The Giants have put their fans through hell, and it’s high time they cut them a break. Monday, after returning from bye week, Joe Judge called his former New England co-worker, Brady, “probably the greatest player to ever play the game.” But the GOAT just lost back-to-back games to the mediocrities that are Taylor Heinicke’s Washington Football Team and the Jameis Winston/Trevor Siemian Saints. Why can’t another underwhelming team like the Daniel Jones Giants — who were a two-point conversion away from forcing overtime last year against Brady — make it a three-peat for the defending-champion Bucs?
But if you can’t expect Brady to lose a third straight game, this one at home, the Giants follow with one of the league’s most forgiving schedules. Philadelphia. At Miami. At the Chargers. Cowboys. At Philly. At Chicago. Washington.
If the Giants are what their co-owner, Mara, believes they are, they’ll win five or six of those games, finish with eight or nine victories, and hope that’s enough to earn the NFC’s final wild-card slot — the seventh spot in the conference. Today, the Giants are only one game in the loss column behind that No. 7 team, Carolina, an opponent they’ve already beaten. They also own a victory over the No. 6 team, the Saints.
Now back to what Mara thinks these Giants could and should be. In March, he told The Post that the roster “is good enough to make the playoffs.” Mara said in the same interview that “without any hesitation” he sees Jones as a future Super Bowl winner who could collect multiple titles “if we put the right pieces around him. … I believe the sky’s the limit with him.”
Now that he has 35 NFL starts behind him, Jones, a sixth-overall pick, has no excuse to not beat out Heinicke (undrafted, 10 starts) and Philly’s Jalen Hurts (53rd-overall pick, 14 starts) for second place in the NFC East, effectively removing both teams from playoff contention. The Giants’ divisional cause will be helped by the return of Saquon Barkley, a second-overall pick, while Washington goes the rest of the season without its own second-overall pick, Chase Young.

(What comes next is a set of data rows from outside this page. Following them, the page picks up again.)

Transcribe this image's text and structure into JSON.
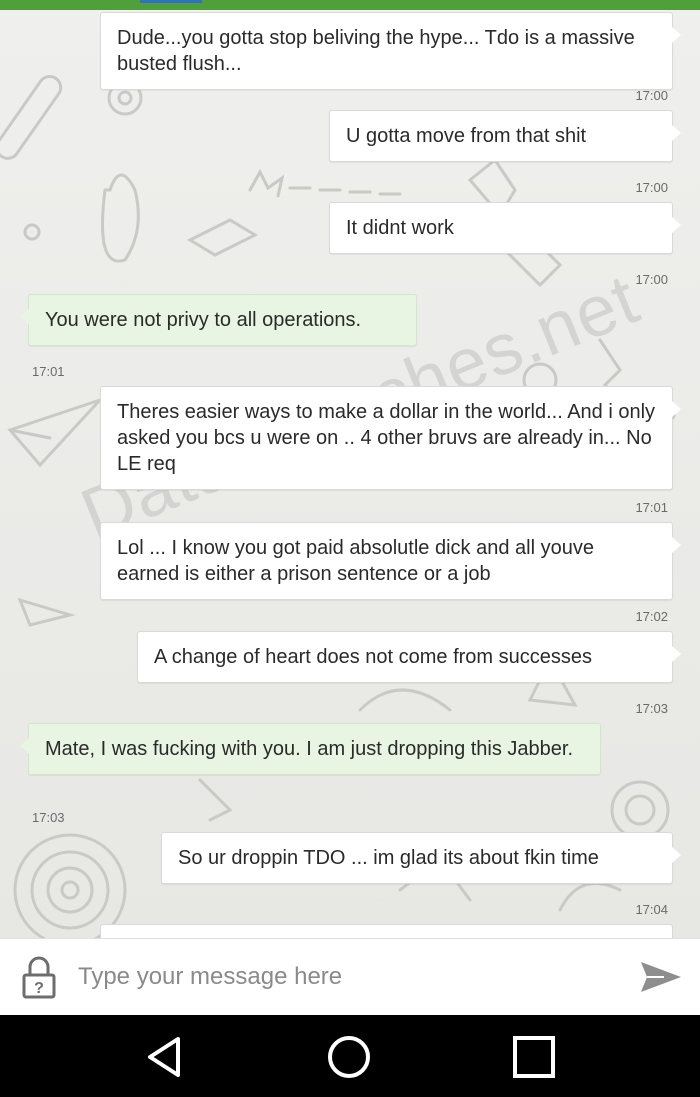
{
  "composer": {
    "placeholder": "Type your message here"
  },
  "watermark": "DataBreaches.net",
  "messages": [
    {
      "dir": "out",
      "text": "Dude...you gotta stop beliving the hype... Tdo is a massive busted flush...",
      "time": "17:00"
    },
    {
      "dir": "out",
      "text": "U gotta move from that shit",
      "time": "17:00"
    },
    {
      "dir": "out",
      "text": "It didnt work",
      "time": "17:00"
    },
    {
      "dir": "in",
      "text": "You were not privy to all operations.",
      "time": "17:01"
    },
    {
      "dir": "out",
      "text": "Theres easier ways to make a dollar in the world... And i only asked you bcs u were on .. 4 other bruvs are already in... No LE req",
      "time": "17:01"
    },
    {
      "dir": "out",
      "text": "Lol ... I know you got paid absolutle dick and all youve earned is either a prison sentence or a job",
      "time": "17:02"
    },
    {
      "dir": "out",
      "text": "A change of heart does not come from successes",
      "time": "17:03"
    },
    {
      "dir": "in",
      "text": "Mate, I was fucking with you. I am just dropping this Jabber.",
      "time": "17:03"
    },
    {
      "dir": "out",
      "text": "So ur droppin TDO ... im glad its about fkin time",
      "time": "17:04"
    }
  ],
  "icons": {
    "lock": "lock-question-icon",
    "send": "send-icon",
    "back": "nav-back-icon",
    "home": "nav-home-icon",
    "recents": "nav-recents-icon"
  },
  "colors": {
    "incoming_bubble": "#e8f5e2",
    "outgoing_bubble": "#ffffff",
    "topbar": "#4f9f3a"
  }
}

Strange as it seems, the Giants have a somewhat plausible path to the postseason in the extended playoff format. Asked if he has talked to his players about the possibilities still in play, Judge defaulted to coachspeak, saying:
“Our job right now is to prepare for Tampa. All those other games are hypotheticals. You don’t start looking beyond things that don’t exist. We’re going to have our hands full today getting ready to get better as a team, and leading into Tampa. They’re one of the best teams in the league for a reason, [with] probably the greatest player to ever play the game down there running the huddle. So we’ve got a lot of things to prepare for. Talking about hypotheticals? We’ve got enough real things coming at us in a week’s time.”
Judge said he “absolutely” embraces the challenge of facing Brady, and of ensuring his defenders are given the best possible plan against a 44-year-old, seven-time champ who has seen it all.
“You’re not going to go in and throw one thing at this guy and think that’s going to work for 60 minutes,” Judge said.
Mara told The Post last month that he remains happy with the way his second-year coach “commanded the team” and that “the players still believe in him.” So if Judge is the right man for the job, and Jones is a star in the making, and the roster is a playoff roster, and Barkley is healthy, the Giants should go ahead and beat Brady for the sake of old times, or at least rip through their soft schedule that follows Tampa and seize that last wild-card spot.
Their beleaguered fans deserve nothing less.